CMSC 414
Computer and Network Security
Lecture 20
Jonathan Katz
Certificate authorities and PKI
Naming and certificates
 Identifiers correspond to principals
– Must uniquely identify the principal
– (Real) names alone are not enough!
E.g., X.509 certificates
 Distinguished names identify a principal
– Series of fields, each with key and value
• E.g. /O=University of Maryland/OU=College
Park/OU=Computer Science/CN=J. Katz
• “O” - organization; “OU” - organizational unit;
“CN” = common name
Certificates
 Certification authorities vouch for the identity of
the principal to whom a certificate is issued
 CA authentication policy determines the level of
authentication needed to identify the principal
before the certificate is issued
 CA issuance policy describes the principals to
whom the CA will issue certificates
 A single CA can “act” as multiple CAs, each with
their own policies…
Example: Verisign (1996)
 Three levels of authentication
– Verification of valid email address
– Verification of name/address
– Background check
 Different authentication policies; same
issuance policy (individuals)
 Another issuance policy was for issuing
certificates to web servers
Certificate infrastructure
 Hierarchical structure of CAs
– Nodes correspond to CAs
– Children of a CA are constrained by the policies
of their parents
Conflicts
 What if a single CA issues certificates under
different policies?
 What if a CA issues a certificate tied to an email
address, but the owner of this address changes?
 What if two CAs have the same dist. name?

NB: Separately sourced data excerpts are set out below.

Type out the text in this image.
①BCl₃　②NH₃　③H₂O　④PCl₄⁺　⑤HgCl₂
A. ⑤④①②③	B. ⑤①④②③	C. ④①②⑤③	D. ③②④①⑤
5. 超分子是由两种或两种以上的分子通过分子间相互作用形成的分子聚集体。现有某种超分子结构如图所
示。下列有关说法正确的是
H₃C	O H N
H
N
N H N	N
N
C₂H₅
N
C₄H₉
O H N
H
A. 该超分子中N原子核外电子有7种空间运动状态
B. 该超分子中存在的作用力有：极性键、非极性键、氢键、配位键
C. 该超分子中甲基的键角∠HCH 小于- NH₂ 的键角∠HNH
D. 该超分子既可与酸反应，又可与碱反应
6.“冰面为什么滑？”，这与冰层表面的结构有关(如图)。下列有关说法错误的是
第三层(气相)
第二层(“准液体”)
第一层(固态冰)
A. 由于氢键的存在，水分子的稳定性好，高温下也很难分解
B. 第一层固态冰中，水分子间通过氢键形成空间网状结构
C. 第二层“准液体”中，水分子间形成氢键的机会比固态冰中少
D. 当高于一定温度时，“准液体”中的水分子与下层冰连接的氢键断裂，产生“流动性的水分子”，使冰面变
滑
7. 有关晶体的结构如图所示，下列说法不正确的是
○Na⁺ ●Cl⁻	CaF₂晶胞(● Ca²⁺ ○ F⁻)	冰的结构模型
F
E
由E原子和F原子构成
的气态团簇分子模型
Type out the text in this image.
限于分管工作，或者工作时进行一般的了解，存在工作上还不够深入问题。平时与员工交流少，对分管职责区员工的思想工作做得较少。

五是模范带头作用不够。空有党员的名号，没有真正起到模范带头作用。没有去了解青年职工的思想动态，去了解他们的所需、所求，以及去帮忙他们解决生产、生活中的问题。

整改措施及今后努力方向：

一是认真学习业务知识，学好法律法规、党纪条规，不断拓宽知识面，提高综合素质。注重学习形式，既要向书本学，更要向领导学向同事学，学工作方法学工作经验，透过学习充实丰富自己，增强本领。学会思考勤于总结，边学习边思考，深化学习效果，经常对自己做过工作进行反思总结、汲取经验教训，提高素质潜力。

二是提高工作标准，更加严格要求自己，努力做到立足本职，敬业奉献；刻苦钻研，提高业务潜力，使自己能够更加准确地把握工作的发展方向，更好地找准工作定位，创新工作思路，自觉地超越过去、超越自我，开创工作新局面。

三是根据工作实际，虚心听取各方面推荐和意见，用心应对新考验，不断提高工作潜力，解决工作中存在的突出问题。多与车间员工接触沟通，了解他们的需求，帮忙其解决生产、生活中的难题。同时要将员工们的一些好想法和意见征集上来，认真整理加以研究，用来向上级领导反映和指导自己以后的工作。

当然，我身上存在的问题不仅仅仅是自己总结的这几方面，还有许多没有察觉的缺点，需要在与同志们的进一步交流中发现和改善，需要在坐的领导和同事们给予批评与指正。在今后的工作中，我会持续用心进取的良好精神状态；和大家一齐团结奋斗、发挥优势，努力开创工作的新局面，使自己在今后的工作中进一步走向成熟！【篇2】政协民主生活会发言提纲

 What if two different CAs issue certificates for the
same distinguished name (to different principals)?
Easy solution
 For organizational certificates, the last type of
conflict can be prevented by incorporating CA
name into distinguished name
 Does not solve the other problems, in general…
Handling conflicts
 Conflict detection database…
 Before a PCA may issue a certificate to a CA, it
checks for a conflict in the database
– Sends a hash of the CAs dist. name, the CAs
public key, and the dist. name of the PCA
 If first two fields conflict with a database entry,
the two PCAs must resolve the conflict
 Note that this only ensures uniqueness of
(DN, PK) pairs
Handling conflicts (in action)
 Two CAs with same dist. name?
– Will have different public keys…
 Same CA with two different policies?
– Will use different public keys for each
What does identity mean?
 Ultimately, identity is proved using physical
means
– Driver’s license, fingerprints, etc.
 If these are compromised, then certificates
are irrelevant!
– Certificate is just a binding between external
identity and (DN, PK)
PKI components
 CAs…
 Repository for retrieving certificates
 Revocation method
 Method for evaluating a chain based on
known “trust anchors”
 (Orthogonal issue: how are the keys of the
trust anchors distributed?)
Some terminology
 If A signs a certificate for B’s name/key, then A is
the issuer and B is the subject
 If A wants to find a path to B’s key, then B is the
target and A is the verifier
 A trust anchor is a public key that the verifier
trusts to sign certificates (typically known to the
verifier through some out-of-band mechanism)
Trust models
 Define how a verifier chooses trust anchors,
and what certification paths create a legal
chain from trust anchor to target
Trust
 How much to trust a particular certificate?
 Based on:
– CA authentication policy
– Rigor with which policy is followed
– Assumptions inherent in the policy
Example…
 Certificate issued based on a passport
 Assumptions:
– Passport not forged
– Passport issued to the right person
– Person presenting passport is the right person
– CA actually checked the passport when issuing
the certificate
Monopoly model
 A single CA certifies everyone
 Drawbacks
– Single point of failure
– Not very convenient
– Complete monopoly…
 Pure monopoly not used in practice
Monopoly + RAs…
 The CA can appoint RAs
 RAs check identities and vouch for keys,
but the CA does all actual signing
– Certainly more convenient
– Not necessarily more secure
 (Note: RAs can be integrated into other
models as well)
Monopoly + delegated CAs
 As seen in class last time…
 CA can issue certificates to other CAs
– Vouch for their key and also their
trustworthiness as a CA
– Delegated CA can sign certificates itself
 (Note: delegation can be incorporated into
other models as well)
Oligarchy
 Multiple trust anchors
– E.g., multiple keys pre-configured in software
– User can add/remove trust anchors
 Issues:
– Less resistant to compromise!
– Who says the user trusts the trust anchors?
– Can user be tricked into adding or using a
“bad” anchor?
Anarchy model
 Users responsible for defining the trust
anchors they want to use
 Drawbacks
– Scalability?
– How much trust to place in a certificate chain
PKI in practice
 PKIs are implemented in web browsers!
 Security notes:
– A certificate is meaningless without verifying
the name in the certificate
– A certificate from an unknown CA is useless
– “Trust” is only as good as your trust anchors
• Do you know who your trust anchors are?